Review of The Lost World of Genesis One, Part Five

Review of The Lost World of Genesis One, Part Five September 6, 2009

John Walton begins the next section of his book The Lost World of Genesis One with an anecdote about a question that led him to come up with many of the book’s insights. Most if not indeed all scholars will relate to the experience of asking a new question, or noticing a neglected detail, or in other ways having an “a-ha!” moment. In Walton’s case, the question was why the “light” is not, on the first day in Genesis 1, simply called “light”, rather than “day”. What Walton realized is that the focus is not on creating light as a “substance”, but on creating a “period of light” with a particular function (pp.54-55).

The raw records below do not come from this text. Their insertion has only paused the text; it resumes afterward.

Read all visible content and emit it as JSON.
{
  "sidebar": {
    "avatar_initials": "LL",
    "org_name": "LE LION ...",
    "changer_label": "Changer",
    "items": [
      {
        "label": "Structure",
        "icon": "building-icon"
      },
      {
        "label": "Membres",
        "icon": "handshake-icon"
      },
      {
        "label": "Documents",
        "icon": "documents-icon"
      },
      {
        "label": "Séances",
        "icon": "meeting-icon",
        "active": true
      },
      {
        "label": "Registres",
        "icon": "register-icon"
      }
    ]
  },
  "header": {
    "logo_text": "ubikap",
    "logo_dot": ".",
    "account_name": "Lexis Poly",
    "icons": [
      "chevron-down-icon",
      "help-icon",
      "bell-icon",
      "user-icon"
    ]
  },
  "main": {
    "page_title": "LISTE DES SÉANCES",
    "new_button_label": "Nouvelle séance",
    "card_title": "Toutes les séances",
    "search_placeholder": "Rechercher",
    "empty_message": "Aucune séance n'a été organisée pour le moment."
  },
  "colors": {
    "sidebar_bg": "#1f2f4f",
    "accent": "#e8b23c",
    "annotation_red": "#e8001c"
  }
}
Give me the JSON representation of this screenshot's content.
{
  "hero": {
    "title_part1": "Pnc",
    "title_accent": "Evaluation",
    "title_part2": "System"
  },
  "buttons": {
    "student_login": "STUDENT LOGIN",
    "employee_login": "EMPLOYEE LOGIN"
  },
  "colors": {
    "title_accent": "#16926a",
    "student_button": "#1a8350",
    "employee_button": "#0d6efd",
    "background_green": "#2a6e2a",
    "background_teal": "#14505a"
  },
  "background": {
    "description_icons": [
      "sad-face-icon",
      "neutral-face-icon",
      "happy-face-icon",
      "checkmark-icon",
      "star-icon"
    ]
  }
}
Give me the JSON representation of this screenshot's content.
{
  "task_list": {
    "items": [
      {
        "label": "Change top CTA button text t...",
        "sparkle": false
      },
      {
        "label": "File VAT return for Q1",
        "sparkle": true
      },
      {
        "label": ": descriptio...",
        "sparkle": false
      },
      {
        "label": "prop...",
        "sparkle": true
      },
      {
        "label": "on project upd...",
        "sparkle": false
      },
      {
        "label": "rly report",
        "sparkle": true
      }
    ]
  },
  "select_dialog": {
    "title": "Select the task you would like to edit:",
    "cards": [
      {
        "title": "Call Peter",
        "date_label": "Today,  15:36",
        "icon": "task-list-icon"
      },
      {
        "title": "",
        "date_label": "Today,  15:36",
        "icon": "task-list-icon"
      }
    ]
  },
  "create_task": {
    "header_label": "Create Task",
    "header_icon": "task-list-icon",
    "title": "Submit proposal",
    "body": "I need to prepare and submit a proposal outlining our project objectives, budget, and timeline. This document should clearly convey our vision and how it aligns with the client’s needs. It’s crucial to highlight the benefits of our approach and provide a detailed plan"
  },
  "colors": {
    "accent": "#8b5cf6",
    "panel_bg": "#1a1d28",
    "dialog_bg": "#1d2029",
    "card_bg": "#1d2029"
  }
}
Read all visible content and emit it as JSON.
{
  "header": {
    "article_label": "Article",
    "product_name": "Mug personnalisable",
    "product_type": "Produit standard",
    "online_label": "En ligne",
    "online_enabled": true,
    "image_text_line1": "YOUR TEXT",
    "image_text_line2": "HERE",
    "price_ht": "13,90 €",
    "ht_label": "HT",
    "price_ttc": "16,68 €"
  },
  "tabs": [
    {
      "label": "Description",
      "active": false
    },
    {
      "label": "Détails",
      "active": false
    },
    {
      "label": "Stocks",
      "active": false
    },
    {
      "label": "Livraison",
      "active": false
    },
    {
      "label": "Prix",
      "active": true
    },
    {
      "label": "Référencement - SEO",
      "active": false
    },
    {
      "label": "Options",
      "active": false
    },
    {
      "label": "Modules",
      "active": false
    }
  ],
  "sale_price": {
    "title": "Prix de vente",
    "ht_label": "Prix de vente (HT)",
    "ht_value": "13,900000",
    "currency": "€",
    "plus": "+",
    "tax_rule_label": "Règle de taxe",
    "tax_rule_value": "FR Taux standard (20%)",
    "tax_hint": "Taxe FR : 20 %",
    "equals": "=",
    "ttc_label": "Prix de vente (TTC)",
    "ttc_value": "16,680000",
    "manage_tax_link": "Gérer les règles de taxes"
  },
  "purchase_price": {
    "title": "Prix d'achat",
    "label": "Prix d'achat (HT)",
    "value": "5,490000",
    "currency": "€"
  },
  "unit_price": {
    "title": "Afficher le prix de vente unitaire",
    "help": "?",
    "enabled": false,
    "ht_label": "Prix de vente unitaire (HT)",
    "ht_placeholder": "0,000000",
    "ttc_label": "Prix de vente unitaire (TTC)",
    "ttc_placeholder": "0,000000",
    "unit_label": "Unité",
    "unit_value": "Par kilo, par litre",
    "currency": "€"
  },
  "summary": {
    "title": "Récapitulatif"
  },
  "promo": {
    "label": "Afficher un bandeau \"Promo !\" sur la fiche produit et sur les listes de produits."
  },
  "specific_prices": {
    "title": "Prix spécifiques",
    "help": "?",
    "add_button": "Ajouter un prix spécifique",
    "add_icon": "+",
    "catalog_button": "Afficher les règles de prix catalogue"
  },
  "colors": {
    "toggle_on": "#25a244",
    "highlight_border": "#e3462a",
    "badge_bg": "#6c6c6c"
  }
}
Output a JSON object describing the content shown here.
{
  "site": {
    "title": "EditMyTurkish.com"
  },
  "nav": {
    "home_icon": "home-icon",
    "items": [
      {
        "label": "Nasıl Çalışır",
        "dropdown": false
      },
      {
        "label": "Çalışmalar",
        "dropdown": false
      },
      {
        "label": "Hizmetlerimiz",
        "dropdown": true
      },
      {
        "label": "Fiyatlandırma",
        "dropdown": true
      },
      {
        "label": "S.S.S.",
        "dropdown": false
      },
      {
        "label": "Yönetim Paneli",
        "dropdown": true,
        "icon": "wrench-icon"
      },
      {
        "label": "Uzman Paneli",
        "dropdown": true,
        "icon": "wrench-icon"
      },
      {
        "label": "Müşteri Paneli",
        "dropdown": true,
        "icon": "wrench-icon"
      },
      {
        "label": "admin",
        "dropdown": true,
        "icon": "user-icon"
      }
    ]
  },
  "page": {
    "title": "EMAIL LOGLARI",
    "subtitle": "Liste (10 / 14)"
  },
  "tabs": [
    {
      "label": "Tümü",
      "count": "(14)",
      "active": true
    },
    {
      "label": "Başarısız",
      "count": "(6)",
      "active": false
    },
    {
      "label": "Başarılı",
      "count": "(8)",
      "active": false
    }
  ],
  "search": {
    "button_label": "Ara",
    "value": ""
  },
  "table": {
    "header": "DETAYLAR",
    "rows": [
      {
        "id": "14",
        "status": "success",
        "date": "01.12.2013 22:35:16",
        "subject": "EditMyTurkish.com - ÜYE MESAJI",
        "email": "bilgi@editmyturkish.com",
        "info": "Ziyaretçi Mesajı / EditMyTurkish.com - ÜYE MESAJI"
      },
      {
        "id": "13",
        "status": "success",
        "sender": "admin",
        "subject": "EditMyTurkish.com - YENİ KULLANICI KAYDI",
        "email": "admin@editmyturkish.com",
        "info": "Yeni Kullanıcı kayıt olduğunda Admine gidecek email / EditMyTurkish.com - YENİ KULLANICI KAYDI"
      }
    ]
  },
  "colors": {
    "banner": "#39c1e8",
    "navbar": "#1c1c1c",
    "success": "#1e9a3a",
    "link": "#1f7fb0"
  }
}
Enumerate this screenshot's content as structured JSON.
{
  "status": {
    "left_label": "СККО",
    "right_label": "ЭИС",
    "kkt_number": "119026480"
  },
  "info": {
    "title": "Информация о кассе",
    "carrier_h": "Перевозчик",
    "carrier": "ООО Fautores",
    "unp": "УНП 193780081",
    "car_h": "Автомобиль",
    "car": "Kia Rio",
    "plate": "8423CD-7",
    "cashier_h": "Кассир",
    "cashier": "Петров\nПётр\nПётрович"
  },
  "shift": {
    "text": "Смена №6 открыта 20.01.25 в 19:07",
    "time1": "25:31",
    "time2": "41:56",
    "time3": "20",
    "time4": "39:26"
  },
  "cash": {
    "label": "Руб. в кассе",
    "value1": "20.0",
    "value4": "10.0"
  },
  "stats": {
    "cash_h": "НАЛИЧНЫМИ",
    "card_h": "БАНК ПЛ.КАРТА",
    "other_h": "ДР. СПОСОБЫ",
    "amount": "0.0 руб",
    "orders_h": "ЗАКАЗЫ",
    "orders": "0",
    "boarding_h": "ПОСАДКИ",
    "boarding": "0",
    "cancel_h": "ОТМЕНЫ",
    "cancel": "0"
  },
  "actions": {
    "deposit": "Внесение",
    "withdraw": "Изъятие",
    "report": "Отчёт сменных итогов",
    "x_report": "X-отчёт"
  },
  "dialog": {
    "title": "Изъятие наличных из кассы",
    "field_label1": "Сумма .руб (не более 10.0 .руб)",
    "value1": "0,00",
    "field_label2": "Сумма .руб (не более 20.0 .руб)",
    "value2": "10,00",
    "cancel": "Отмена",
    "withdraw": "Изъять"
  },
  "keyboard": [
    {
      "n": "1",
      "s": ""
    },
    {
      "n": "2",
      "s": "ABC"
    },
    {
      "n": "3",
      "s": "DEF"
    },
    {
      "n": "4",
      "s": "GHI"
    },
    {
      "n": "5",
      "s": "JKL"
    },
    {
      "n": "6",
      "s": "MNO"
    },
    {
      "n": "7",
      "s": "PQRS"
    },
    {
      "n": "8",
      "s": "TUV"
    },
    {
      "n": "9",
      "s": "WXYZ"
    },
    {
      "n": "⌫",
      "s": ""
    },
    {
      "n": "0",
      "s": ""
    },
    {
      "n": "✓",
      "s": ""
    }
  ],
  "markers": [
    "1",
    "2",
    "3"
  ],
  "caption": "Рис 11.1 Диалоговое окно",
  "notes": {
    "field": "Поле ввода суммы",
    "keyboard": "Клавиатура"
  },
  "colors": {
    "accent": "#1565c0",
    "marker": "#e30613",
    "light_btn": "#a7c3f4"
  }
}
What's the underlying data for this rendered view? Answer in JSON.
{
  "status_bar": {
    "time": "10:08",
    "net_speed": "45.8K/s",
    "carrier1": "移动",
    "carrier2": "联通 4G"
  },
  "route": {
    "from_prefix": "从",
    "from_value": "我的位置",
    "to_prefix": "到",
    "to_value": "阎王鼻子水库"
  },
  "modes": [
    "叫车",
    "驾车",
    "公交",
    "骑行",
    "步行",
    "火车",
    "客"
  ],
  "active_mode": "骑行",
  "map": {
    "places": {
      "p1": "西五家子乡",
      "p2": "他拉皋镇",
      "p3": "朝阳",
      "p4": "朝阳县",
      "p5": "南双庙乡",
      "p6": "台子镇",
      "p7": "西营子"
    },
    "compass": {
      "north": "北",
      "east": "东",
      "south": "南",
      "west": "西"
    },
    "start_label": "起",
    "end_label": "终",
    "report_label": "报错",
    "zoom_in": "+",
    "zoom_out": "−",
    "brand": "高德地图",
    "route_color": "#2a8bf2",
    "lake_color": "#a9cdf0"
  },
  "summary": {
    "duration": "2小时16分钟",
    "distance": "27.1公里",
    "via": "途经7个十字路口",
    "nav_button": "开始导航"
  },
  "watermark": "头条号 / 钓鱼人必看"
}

Day two contains a problem which Walton identifies and addresses directly. “In antiquity people routinely believed that the sky was solid…We cannot think that we can interpret the word “expanse/firmament” as simply the sky or the atmosphere if that is not what the author meant by it when he used it and not what the audience would have understood by the word” (pp.56-57). Yet Walton seeks to avoid the conclusion that the Bible is wrong by emphasizing that views of the material world have differed from age to age, as science and other knowledge has progressed (p.61). By claiming that the view of the material aspects of the cosmos are assumptions rather than emphases of the author of Genesis 1, Walton seeks to avoid attributing an “error” to the author. To his credit, he does not only admit but emphasizes that the author used language which reflects a view of the material cosmos that we today do not and cannot share. The point, rather, is that God made the basis for weather – whether that be accomplished by a solid dome with windows in it, or weather processes as understood by modern meteorology.

What has perplexed some about day three is that nothing material is made on that day. This lends support to Walton’s view that what is emphasized throughout is not the making of “stuff” but the accomplishment of a functioning cosmos. After surveying a similar emphasis in other ancient Near Eastern texts, Walton wryly notes that, if the emphasis is on making of material things, then the only physical thing said to have been made during the first three days is the dome, the very thing that modern people are likely to say does not exist (p.60).

The emphasis in this chapter is summed up in its final paragraph: “God did not give Israel a revised cosmic geography – he revealed his Creator role through the cosmic geography that they had, because the shape of the world did not matter…This creation account did not concern the material shape of the cosmos, but its functions” (pp.61-62).